I hate to be the one to break this to you, but less than 5% of buyers trust salespeople. The good news? That’s more than people trust politicians. The bad news is that you’re still being compared to politicians.
Conversely, nearly 95% of buyers trust their peers. If you’re not doing the math, that’s all the people who don’t trust you.
Instead of personally touting the value of your product repeatedly in a rambling email, communicate that information to your prospects via case studies, white papers, third-party mentions of your product, or links to verified product reviews. Use as much information from customer advocates as possible to win over prospects.
4. Personalize your emails
As much as it’s your job, no one wants to feel like they’re being sold something. While you might—and should—have a sales script for your phone calls and templates to follow when emailing prospects, you shouldn’t send stock emails to prospects.
Instead, customize the benefits of your product for individual buyers and companies. Even if you pitch your product as a time-saving solution to everyone, you can still personalize that statement in a few ways:
- Mention what else they could be doing with their time—Could they be working on important projects they have coming up or providing the stellar customer service their company is known for?

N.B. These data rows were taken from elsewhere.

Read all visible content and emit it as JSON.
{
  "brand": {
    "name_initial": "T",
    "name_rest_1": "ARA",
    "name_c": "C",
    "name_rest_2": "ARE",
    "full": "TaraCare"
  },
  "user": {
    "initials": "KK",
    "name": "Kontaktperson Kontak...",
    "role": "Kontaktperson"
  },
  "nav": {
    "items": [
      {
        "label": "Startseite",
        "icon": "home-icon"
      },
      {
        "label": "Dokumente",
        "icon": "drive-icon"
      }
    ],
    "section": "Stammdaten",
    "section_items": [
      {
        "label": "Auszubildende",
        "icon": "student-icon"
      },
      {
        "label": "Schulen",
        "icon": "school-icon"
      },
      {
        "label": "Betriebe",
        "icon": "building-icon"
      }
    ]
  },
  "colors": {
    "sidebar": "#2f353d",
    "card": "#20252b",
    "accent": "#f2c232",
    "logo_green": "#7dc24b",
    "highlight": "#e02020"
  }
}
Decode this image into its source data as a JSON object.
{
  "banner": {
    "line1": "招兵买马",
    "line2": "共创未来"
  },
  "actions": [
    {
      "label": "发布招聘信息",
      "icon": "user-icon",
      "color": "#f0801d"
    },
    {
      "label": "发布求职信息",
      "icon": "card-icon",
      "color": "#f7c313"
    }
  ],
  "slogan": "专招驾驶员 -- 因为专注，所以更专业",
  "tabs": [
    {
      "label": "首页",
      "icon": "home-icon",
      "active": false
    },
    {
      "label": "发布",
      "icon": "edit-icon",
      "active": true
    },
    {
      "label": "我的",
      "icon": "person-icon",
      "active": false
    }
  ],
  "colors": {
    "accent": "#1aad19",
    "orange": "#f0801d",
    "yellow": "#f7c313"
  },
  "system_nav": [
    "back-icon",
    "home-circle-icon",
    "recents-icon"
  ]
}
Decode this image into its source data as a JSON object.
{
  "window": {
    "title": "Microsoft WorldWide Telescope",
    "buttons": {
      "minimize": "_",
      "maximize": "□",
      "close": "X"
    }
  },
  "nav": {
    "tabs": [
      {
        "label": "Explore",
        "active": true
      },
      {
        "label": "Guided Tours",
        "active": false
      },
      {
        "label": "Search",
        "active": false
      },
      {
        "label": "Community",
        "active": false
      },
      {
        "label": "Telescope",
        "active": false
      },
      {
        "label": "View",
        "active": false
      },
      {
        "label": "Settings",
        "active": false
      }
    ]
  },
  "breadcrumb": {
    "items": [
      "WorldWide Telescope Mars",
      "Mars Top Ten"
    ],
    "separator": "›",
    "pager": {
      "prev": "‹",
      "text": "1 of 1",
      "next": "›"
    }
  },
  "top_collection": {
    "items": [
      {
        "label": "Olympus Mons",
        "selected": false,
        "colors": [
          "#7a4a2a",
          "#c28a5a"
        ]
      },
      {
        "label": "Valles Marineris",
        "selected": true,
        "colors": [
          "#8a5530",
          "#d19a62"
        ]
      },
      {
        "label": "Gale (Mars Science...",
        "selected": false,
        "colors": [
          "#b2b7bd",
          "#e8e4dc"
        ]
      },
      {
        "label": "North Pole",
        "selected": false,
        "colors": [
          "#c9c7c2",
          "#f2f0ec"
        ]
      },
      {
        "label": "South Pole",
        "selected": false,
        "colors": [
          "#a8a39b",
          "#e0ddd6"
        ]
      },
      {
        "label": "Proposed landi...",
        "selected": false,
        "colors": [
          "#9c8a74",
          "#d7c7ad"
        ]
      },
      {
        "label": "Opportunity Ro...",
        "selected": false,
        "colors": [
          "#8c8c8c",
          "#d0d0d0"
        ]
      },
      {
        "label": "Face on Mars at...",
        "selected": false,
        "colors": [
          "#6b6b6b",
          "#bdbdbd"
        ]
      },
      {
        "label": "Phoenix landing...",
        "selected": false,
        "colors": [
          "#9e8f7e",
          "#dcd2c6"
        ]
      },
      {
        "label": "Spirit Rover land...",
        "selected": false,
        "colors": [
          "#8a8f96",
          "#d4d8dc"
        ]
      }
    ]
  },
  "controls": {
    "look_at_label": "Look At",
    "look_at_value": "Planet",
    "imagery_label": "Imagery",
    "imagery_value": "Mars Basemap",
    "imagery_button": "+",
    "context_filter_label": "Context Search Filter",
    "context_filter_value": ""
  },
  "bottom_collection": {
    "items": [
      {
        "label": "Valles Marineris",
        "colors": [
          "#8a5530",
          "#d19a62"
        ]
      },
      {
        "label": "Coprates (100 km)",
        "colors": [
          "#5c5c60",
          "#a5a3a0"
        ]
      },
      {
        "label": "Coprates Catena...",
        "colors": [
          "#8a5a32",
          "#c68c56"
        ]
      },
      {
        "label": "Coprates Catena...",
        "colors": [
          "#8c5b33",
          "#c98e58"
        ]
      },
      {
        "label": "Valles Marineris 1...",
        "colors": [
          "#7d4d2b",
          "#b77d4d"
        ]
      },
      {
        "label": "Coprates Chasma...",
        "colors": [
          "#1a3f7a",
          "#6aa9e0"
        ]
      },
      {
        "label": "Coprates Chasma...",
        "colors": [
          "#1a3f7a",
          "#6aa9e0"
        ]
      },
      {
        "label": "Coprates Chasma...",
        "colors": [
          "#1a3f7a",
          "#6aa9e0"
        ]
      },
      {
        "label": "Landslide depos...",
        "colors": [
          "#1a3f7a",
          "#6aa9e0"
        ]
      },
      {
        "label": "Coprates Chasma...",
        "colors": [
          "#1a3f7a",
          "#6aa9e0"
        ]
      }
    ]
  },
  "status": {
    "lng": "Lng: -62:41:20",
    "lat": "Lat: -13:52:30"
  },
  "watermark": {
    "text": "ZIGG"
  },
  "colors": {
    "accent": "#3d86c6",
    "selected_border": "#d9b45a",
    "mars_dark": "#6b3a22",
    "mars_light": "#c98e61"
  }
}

- Get specific—How much time will your prospect save using your product? Does that have a monetary value? If so, calculate it and let your prospect know.
5. Give a clear next step by making a specific ask
A prospect should never be left wondering what you want from them or why you reached out.
Don’t assume that your prospect knows how the sales process works, and definitely don’t assume that they’re going to spend time puzzling it out after receiving a cryptic email from you. Make it easy for both you and your prospect to take the next step by spelling it out with a clear, specific ask or call to action (CTA).
That way, both you and your prospect are on the same page about what needs to happen before either of you can move forward in the sales process.
6. Follow up regularly
Just because a prospect doesn’t answer your first email doesn’t mean you should give up on them. Odds are you’ll have to reach out multiple times before getting in touch (if you even speak to the prospect at all).
Remember that as soon as you give up, your prospect will forget who you are. Use your CRM software to create reminders to follow up with potential customers so you don’t let anyone slip through the cracks.
Do your part: Put an end to bad sales emails
Email is such a common method of professional communication that it’s easy to brush it off. And since most sales emails aren’t even opened, it’s also easy to think that spending time composing thoughtful-but-succinct tailored emails isn’t worth it.
However, email is often the most surefire way to get your name or your company’s name in front of your B2B prospects; nearly half of all employees check their work email every few hours.
Putting in the time to create helpful, informative emails for prospects—in addition to moving them through the sales funnel—can only help your sales numbers.